Liver and bone are made out of fairly simple (in comparison to other organs, appendages etc.) arrangements of relatively few cell types, arms and legs are not. (an arm requires epidermal, muscle, blood vessels, nerve etc. to regenerate in precise locations.)
"That experiment is not that hard to carry out. One only needs to compare the fitness of far-soared offspring and direct-neighborhood-of-the-parent-tree offspring. I predict that there will no difference in fitness."
This doesn't test fitness, because you've assumed the only purpose of the flaps is to carry them long distances. Gene knockout is the only way to be certain.
And, finally:
"Loss of the gene doesn't show any obvious myopathy for the same reason that differences in muscle fibre composition are not treated as myopathies."
... and that makes it a redundant gene, isn't it?
No, because it can give the organism an advantage, muscle fibre compositions between sprinters and endurance runners are usually different, they do different tasks. If the gene in question affects muscle fibre types then it has a function and will be subject to selection.

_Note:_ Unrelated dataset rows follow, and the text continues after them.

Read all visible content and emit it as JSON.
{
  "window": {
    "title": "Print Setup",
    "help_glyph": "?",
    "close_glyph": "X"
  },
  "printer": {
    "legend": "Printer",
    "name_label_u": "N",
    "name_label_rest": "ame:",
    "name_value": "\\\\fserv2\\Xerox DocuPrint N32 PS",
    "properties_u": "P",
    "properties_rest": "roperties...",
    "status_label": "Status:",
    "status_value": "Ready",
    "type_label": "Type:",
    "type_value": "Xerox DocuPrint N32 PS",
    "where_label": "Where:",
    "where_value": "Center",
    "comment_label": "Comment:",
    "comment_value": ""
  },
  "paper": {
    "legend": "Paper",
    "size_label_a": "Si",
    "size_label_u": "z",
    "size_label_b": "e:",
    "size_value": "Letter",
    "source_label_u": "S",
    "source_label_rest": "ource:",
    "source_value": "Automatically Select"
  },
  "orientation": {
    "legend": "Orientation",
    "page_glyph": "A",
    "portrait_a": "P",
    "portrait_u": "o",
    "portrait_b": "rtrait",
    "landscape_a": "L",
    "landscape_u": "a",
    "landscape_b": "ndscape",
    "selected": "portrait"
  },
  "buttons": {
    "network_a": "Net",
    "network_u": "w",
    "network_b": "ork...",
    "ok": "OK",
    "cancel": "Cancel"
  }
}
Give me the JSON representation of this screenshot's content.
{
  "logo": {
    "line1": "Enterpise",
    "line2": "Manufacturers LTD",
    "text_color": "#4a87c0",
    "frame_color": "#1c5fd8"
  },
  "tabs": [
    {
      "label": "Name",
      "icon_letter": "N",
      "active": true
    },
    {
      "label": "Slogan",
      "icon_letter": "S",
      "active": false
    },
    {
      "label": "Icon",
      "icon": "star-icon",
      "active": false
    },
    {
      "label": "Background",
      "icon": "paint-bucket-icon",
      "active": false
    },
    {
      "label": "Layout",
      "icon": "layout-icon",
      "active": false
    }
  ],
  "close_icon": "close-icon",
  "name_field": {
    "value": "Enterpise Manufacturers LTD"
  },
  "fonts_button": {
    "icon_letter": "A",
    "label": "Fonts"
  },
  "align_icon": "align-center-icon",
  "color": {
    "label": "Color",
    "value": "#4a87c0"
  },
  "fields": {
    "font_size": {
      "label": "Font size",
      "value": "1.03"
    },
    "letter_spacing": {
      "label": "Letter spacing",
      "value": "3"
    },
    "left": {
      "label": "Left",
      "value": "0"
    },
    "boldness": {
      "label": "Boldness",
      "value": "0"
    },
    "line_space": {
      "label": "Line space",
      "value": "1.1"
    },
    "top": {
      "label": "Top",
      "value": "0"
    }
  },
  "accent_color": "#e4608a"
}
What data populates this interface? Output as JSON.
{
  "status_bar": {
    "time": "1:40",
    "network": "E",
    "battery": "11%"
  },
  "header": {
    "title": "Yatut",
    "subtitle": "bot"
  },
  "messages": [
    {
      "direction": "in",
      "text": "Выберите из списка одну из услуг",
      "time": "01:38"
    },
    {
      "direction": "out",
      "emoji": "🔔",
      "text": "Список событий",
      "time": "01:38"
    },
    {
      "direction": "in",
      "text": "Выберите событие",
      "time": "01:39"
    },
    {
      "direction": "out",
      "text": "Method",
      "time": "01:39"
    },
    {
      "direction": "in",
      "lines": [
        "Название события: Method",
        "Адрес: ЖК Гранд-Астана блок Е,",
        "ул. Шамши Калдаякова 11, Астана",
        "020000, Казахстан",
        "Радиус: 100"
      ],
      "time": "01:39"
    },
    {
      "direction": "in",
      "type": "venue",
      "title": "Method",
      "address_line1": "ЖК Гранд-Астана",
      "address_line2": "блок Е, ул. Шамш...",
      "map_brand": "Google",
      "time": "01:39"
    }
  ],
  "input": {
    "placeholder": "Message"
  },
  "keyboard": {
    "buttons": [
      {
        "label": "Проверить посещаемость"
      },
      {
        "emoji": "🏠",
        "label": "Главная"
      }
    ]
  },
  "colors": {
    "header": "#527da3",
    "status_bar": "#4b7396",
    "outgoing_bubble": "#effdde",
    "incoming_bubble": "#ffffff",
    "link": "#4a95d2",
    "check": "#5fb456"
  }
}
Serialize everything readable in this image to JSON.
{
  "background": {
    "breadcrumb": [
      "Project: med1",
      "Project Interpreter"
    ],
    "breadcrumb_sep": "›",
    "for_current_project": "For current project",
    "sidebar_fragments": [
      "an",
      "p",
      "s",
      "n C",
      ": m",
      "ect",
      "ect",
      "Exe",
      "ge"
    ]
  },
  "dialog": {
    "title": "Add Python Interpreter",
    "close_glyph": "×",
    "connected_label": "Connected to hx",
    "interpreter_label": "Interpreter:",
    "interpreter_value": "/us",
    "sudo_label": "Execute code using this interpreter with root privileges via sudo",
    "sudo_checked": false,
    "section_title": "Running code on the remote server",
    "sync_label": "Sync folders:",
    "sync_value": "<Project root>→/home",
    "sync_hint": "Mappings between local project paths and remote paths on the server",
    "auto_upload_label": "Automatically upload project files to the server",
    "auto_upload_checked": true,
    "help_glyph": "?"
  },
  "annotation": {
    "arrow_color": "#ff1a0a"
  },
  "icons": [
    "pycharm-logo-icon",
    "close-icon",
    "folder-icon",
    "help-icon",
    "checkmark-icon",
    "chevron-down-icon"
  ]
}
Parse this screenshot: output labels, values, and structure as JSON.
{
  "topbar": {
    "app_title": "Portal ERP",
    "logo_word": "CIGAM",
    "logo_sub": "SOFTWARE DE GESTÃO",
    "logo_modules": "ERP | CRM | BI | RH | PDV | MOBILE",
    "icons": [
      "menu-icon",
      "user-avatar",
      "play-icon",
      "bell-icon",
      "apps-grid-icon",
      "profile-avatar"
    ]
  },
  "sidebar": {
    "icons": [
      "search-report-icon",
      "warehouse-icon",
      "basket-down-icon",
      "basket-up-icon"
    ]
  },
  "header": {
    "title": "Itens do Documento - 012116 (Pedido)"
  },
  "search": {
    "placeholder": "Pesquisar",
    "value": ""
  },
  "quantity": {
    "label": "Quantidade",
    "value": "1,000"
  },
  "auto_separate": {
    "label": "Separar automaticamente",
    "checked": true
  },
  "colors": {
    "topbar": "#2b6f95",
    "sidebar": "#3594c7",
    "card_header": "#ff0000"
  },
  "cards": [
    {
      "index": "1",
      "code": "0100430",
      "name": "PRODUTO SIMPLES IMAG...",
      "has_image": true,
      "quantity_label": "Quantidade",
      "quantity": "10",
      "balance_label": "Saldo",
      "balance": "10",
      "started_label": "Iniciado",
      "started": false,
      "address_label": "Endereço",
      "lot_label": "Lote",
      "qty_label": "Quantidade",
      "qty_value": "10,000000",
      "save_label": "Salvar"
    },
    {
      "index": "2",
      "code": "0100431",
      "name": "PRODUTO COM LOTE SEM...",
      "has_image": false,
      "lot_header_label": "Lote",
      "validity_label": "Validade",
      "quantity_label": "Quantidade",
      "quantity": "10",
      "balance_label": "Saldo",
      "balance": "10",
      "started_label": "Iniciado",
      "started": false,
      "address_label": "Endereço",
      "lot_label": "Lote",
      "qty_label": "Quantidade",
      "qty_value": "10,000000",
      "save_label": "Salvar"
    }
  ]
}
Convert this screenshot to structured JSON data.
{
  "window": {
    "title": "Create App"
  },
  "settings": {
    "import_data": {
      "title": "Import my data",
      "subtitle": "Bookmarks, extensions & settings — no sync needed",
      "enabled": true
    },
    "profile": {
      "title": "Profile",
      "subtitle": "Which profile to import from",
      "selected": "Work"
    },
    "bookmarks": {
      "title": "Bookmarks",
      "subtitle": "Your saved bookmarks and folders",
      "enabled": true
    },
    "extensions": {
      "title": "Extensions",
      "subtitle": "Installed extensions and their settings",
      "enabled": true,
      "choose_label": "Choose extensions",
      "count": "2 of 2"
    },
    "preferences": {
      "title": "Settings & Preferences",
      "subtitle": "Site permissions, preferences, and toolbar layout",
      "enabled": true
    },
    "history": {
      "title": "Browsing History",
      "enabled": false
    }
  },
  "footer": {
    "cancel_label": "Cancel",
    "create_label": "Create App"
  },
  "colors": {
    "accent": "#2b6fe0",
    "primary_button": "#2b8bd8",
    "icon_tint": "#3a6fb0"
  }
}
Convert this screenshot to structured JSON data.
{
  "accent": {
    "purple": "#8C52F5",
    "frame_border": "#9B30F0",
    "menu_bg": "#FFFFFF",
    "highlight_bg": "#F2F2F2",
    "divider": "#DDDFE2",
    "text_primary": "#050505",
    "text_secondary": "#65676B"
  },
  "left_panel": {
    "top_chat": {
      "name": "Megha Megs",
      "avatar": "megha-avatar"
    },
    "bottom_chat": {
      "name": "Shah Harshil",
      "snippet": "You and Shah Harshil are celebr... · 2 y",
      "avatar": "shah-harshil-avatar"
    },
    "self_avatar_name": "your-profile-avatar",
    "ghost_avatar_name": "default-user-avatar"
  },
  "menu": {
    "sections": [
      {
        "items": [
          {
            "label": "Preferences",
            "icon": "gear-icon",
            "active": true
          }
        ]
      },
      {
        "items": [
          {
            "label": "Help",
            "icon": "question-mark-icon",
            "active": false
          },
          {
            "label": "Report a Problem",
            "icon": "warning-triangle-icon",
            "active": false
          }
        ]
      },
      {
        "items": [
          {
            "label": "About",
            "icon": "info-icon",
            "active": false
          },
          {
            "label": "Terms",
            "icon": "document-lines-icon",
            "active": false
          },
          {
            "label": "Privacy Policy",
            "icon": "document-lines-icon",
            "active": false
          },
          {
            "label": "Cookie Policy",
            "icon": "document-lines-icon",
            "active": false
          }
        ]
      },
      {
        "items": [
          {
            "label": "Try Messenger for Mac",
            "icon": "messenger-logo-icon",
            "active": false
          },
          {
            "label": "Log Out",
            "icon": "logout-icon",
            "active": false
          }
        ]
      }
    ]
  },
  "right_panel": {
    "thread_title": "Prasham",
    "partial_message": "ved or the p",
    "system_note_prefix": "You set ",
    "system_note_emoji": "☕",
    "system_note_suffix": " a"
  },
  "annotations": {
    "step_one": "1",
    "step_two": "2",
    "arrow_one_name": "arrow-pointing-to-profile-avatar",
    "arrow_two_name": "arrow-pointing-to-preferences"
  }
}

Furthermore, you did not respond to my reply in the previous letter, where you say that:
"you haven't done anything of the sort borger (about the falsification of NDT), and if you think you have then you don't understand science very well"
The reason I don't think you have is because the gene is the result of Mutation and Selection. You've assumed something about the selection pressure on certain base pairs to deduce that mutation is non-random. You actually don't know the value of the variable "selection" for any of the bases. So its an assumption, and assumptions do not falsify scientific paradigms. Your assumption might be reasonable, but until you can actually isolate the variable of mutation in the absence of selection pressure, you can't "falsify" random mutation.